Motion Picture,TV & Video Production

Industry Profile Report

Dive Deep into the industry with a 25+ page industry report (pdf format) including the following chapters

Industry Overview Current Conditions, Industry Structure, How Firms Operate, Industry Trends, Credit Underwriting & Risks, and Industry Forecast.

Call Preparation Call Prep Questions, Industry Terms, and Weblinks.

Financial Insights Working Capital, Capital Financing, Business Valuation, and Financial Benchmarks.

Industry Profile Excerpts

Industry Overview

The 21,300 motion picture, TV, and video producers in the US produce a variety of video content, including movies, videos, TV programming, and commercials. Major revenue categories include domestic licensing rights; sales of copies of audio/visual works, international licensing rights; contract production services; and merchandise licensing. Movie and video production companies may specialize in a particular category, such as animation, commercials, films, music videos, or TV programming.

Delayed, Uneven Cash Flow

Productions incur the majority of expenses months to even years before realizing a single dollar of revenue.


Video piracy is a growing problem, particularly internationally, where copyright protection is lax and illegal activity is more likely to go unnoticed.

Industry size & Structure

The average motion picture and video production company operates out of a single location, employs 13-14 workers, and generates $6.3 million annually.

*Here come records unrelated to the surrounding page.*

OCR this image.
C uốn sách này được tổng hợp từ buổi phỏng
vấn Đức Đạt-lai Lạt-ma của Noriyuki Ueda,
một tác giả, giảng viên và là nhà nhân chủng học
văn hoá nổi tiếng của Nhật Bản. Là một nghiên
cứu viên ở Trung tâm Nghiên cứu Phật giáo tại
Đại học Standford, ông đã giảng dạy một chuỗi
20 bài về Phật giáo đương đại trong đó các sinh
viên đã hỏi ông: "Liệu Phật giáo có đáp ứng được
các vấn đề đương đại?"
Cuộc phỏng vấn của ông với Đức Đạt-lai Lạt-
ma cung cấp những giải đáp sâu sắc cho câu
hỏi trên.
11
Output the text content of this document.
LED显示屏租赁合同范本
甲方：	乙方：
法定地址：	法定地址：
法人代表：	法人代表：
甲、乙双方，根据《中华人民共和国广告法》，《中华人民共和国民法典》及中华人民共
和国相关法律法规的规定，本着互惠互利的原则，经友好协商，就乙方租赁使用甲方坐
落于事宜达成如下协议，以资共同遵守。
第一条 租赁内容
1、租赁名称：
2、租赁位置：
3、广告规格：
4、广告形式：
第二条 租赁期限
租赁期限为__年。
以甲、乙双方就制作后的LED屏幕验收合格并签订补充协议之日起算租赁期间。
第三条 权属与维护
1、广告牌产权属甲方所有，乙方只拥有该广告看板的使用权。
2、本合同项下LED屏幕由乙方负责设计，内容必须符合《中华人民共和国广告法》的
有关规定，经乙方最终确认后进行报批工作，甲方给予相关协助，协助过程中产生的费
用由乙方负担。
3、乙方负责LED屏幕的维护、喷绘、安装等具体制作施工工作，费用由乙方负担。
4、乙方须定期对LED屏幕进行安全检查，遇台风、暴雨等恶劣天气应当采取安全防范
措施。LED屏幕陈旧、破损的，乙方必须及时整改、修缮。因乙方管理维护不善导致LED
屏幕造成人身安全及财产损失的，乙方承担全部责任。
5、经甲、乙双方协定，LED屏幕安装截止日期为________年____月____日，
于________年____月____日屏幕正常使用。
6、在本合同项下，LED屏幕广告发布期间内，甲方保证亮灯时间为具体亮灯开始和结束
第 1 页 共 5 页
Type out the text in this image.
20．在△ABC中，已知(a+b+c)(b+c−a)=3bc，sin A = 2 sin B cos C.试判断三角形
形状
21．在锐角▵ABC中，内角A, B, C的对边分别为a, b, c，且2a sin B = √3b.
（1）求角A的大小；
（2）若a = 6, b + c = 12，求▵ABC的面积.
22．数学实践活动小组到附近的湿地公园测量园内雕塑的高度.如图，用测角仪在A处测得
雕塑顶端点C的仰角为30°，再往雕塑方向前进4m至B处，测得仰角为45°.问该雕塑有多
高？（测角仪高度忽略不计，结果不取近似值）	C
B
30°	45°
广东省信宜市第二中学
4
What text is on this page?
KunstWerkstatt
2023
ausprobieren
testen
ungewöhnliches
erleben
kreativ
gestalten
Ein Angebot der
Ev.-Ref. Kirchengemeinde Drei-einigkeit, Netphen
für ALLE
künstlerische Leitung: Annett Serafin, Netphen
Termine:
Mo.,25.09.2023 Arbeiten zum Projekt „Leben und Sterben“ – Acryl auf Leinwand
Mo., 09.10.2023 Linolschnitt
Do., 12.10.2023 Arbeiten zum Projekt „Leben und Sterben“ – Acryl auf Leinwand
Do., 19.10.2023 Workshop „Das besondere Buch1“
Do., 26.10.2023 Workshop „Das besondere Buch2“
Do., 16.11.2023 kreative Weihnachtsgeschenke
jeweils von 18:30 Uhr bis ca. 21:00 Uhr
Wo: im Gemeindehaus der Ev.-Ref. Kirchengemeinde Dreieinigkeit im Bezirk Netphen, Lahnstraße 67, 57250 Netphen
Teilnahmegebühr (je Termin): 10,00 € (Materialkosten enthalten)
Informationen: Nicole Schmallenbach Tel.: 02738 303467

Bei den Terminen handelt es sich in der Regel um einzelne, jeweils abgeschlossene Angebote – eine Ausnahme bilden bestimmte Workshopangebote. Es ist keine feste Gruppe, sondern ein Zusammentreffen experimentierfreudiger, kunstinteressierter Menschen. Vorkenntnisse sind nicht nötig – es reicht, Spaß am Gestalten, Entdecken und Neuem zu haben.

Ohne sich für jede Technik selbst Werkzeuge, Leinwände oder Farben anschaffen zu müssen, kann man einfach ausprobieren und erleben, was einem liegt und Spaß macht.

    • The motion picture and video production industry consists of about 21,300 firms that employ about 285,500 workers and generate about $135 billion annually.
    • The industry is highly concentrated; the top 50 firms account for 75% of industry sales.
    • Large firms with production operations include the Walt Disney Company and Twenty-First Century Fox, Lions Gate Entertainment, and Comcast (Universal Pictures). The major studios produce and distribute the majority of movies released in the US.
    • Large firms may be vertically-integrated. For example, some companies are involved in production, distribution, and broadcasting of content.
                                  Industry Forecast
                                  Motion Picture,TV & Video Production Industry Growth
                                  Source: Vertical IQ and Inforum

                                  Recent Developments

                                  May 20, 2024 - Slow Growth Expected
                                  • Motion picture, TV and video production industry sales are forecast to grow at a 3.19% compounded annual rate from 2024 to 2028, slower than the growth of the overall economy, according to Inforum and the Interindustry Economic Research Fund, Inc. Motion picture, TV, and video production industry employment has recovered from a steep pandemic-related drop in 2020 and was slightly above pre-pandemic levels in early 2024 while average wages for nonsupervisory employees have decreased from pandemic-driven highs, according to the US Bureau of Labor Statistics.
                                  • The household video streaming penetration rate in the US is stagnating at 95% but the average number of paid services accessed per household continues increasing, according to market research firm Worldpanel. US households now subscribe to 3.9 paid services on average. There is a clear pattern of dramas and crime series rising in popularity, making it harder for streaming originals and films to compete for screen time, according to Worldpanel.
                                  • TV and film production in Los Angeles recovered slowly from the industry-wide strikes that occurred during the fall of 2023, according to FilmLA, the official film office for the Greater Los Angeles region. Scripted TV production increased slightly in the fourth quarter of 2023 compared with the prior quarter but remained far below historic levels. Feature film production continued to decrease after the strikes ended. Overall location filming decreased 32.4% year over year in 2023.
                                  • About $1 billion in projected box office revenue will shift from 2024 to 2025 due in large part to the impact of the screenwriters and SAG-AFTRA strikes in 2023, according to B. Riley Securities analyst Eric Wold. Full-year 2024 box office revenue, which Wold estimated at $8.61 billion in November 2023, could now end up as low as $8 billion to $8.4 billion before rebounding to $9.92 billion in 2025. Production schedules and talent windows continue to be in a state of flux, presenting “more downside risk than upside at this point,” Wold says.